The same "go for show" mentality pervades the world of marketing, especially when it comes to managing product supply and distribution channel systems. Fears are growing that companies may be cutting big corners in their quest for uber-efficiency. They often get to wondrously low price points by pursuing long-distance suppliers with unbelievably low prices who provide the necessary performance enhancements that goose gross margins.
But just like the meat head at the gym, a big part of the process - trusted, quality-controlled and safe products - is overlooked.

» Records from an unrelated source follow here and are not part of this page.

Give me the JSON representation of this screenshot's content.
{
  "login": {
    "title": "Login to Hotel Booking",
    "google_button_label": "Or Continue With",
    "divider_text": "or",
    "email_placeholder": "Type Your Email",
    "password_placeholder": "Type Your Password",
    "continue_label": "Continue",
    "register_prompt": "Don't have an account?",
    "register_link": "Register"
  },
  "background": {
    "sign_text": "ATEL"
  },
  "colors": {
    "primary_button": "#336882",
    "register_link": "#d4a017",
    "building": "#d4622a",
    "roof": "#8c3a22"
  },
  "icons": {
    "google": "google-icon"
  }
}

It's a game of chance that will increasingly catch up to shortcut takers in today's economy.
So it's with admiration that I read that Millipore, a mid-sized Biotech products company, has instead built a global quality control organization of over 350 employees. With expat salaries and other costs factored in, it's very possible they could be spending over $70 million a year on such activity. That's significant for their size; roughly 70% the size of their total R&D budget!
Why spend so much? the army of fresh-faced, hired efficiency consulting advisors might ask?
Millipore knows that trust is increasingly the new currency of global marketing.